Restoration project will inhibit wildfires, promote forest health
By Robert Stevens
MANTI-LA SAL—The Forest Service has committed to a massive restoration project spanning more than a decade that should have a positive impact on the canyons of the Manti-La Sal and on the local economy.
According to Sanpete District Ranger Kyle Beagley, the project has been dubbed the Canyons Project and will focus on clearing 36,000 acres of strategically chosen dead, dense, standing and downed spruce, through roughly a dozen timber sales, the first of which will take place in this summer.
“Some people ask me why this wasn’t done 20 years ago,” Beagley says. “I wish it had been. It is only through industry that this project will be successful. Industry and the agency have had to lean on each other and grow together for a project like this.
“Now, I think the Forest Service is ready to think big picture. And we hope to support industry to every extent possible while implementing this important project responsibly.”
The main goal of the Canyons Project is to mitigate wildfire risk by cutting down on dangerous and dense fuels in the project area.
“One of the main objectives of this is to change wildfire behavior,” Beagley says. “Before the Seely fire of 2012, this forest had never had a fire that burned more than 5,000 acres. If we can be effective in clearing some of this fuel out, it will do enough to break up the landscape so these mega-fires can’t take hold and tear across the mountains.”
If successful, Beagley says the project will improve watershed health and encourage a healthier composition of forest species.
The timber sales will take place in the northern zone of the forest in Sanpete, Emery, Carbon and Sevier counties and will be completed over 15 years.
Uncharacteristic wildfire has become more frequent in the Manti-La Sal National Forest. The fires of 2018 burned a total of 70,000 acres, required hundreds of firefighters and costing $50 million. Reducing hazardous fuels in the forest will also reduce risks to firefighter health and safety.
The project is also a response to the spruce beetle epidemic that decimated the Engelmann spruce population in the Ferron-Price and Ephraim Districts in the late 1990s and early 2000s.
When the dead spruce is removed, the Forest Service will reduce sub-alpine fir and plant conifer seedlings. Forest Service officials say they believe roughly 20-49 percent of the timber sale areas will naturally regenerate to aspen.
In addition to getting a healthier forest, the project has the potential to create economic benefits. Sanpete may see the most positive impact of all the counties, Beagley says Local companies of Satterwhite Log Homes, Sanpete Shavings Supply and Timberline Lumber will be able to get lumber for their businesses at a great deal.
The logging companies that cut and remove the timber will benefit from plentiful contracts, and their employee ranks are expected to swell.
Even the turkey industry could benefit because the wood chips and shavings that growers use for bedding in turkey sheds can be produced from affordable lumber.
For the logging trucks to take out the logs, they have to be able to reach them. So another benefit will be the improvements in roads and trails in timber sale areas.
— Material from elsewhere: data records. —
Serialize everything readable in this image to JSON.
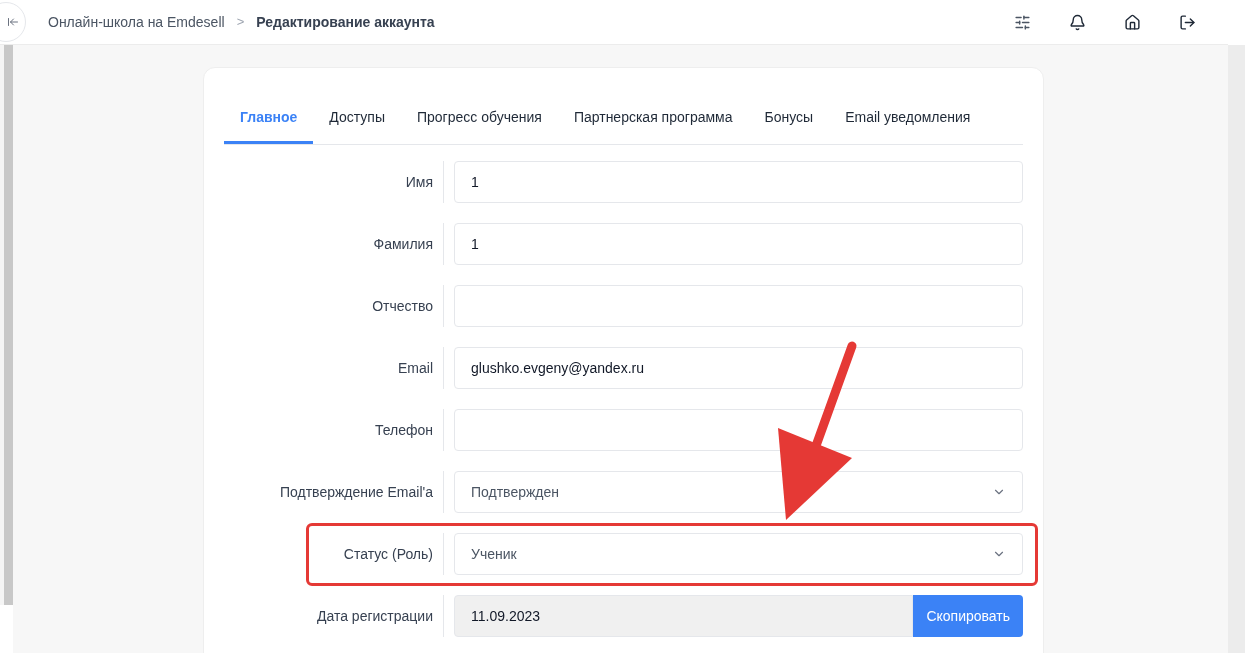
{
  "breadcrumb": {
    "parent": "Онлайн-школа на Emdesell",
    "separator": ">",
    "current": "Редактирование аккаунта"
  },
  "tabs": [
    {
      "label": "Главное",
      "selected": true
    },
    {
      "label": "Доступы",
      "selected": false
    },
    {
      "label": "Прогресс обучения",
      "selected": false
    },
    {
      "label": "Партнерская программа",
      "selected": false
    },
    {
      "label": "Бонусы",
      "selected": false
    },
    {
      "label": "Email уведомления",
      "selected": false
    }
  ],
  "fields": [
    {
      "kind": "text",
      "label": "Имя",
      "value": "1"
    },
    {
      "kind": "text",
      "label": "Фамилия",
      "value": "1"
    },
    {
      "kind": "text",
      "label": "Отчество"
    },
    {
      "kind": "text",
      "label": "Email",
      "value": "glushko.evgeny@yandex.ru"
    },
    {
      "kind": "text",
      "label": "Телефон"
    },
    {
      "kind": "select",
      "label": "Подтверждение Email'а",
      "value": "Подтвержден"
    },
    {
      "kind": "select",
      "label": "Статус (Роль)",
      "value": "Ученик",
      "highlighted": true
    },
    {
      "kind": "readonly",
      "label": "Дата регистрации",
      "value": "11.09.2023",
      "button": "Скопировать"
    }
  ]
}
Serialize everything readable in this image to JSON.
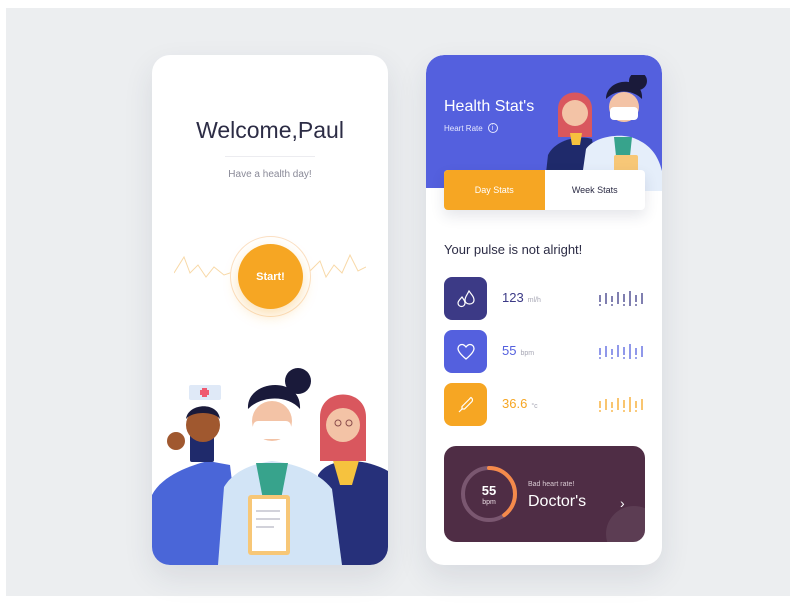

Beagley says nearly 12 miles of Skyline Drive, from Spring City to Ephraim, will be improved. Long after the sales are over, anyone who travels that stretch of Skyline will reap the benefits. The income the Forest Service receives from timber sales will be poured entirely back into replanting, Beagley says.
To achieve project goals, Forest Service officials say they must treat 21,367 acres of inventoried roadless areas and 14,700 acres outside of inventoried roadless areas.
About 153 miles of temporary road will need to be built outside of inventoried roadless areas, but no new temporary roads would be constructed in inventoried roadless areas.
A big supporter of the Canyons Project plan, Beagley says one of the reasons he took the job as the Sanpete District Ranger was because he wanted to be involved in such a landscape-scale timber sale project.
An environmental assessment has been completed on the project with a finding of no significant impact. To view the environmental assessment, draft decision notice and finding of no significant impact, see https:// go.usa.gov/xmBQP.
People who submitted written comments during the scoping period/opportunity for public comment will have 30 days to object to the project. If no objections are received, a final decision can be made within five days of the objection period ending.
If objections are received, the objection reviewing officer has 30 days to respond in writing to all pending objections. The decision cannot be signed until the responsible official from the Forest Service has addressed any concerns and/or instructions identified by the objection reviewing officer.
“The Canyons Project is a critical step in restoring the Manti-La Sal National Forest to a healthier condition,” says Forest Supervisor Ryan Nehl. “By removing this dead spruce, we can improve vital community watersheds and reduce the threat of uncharacteristic wildfire.”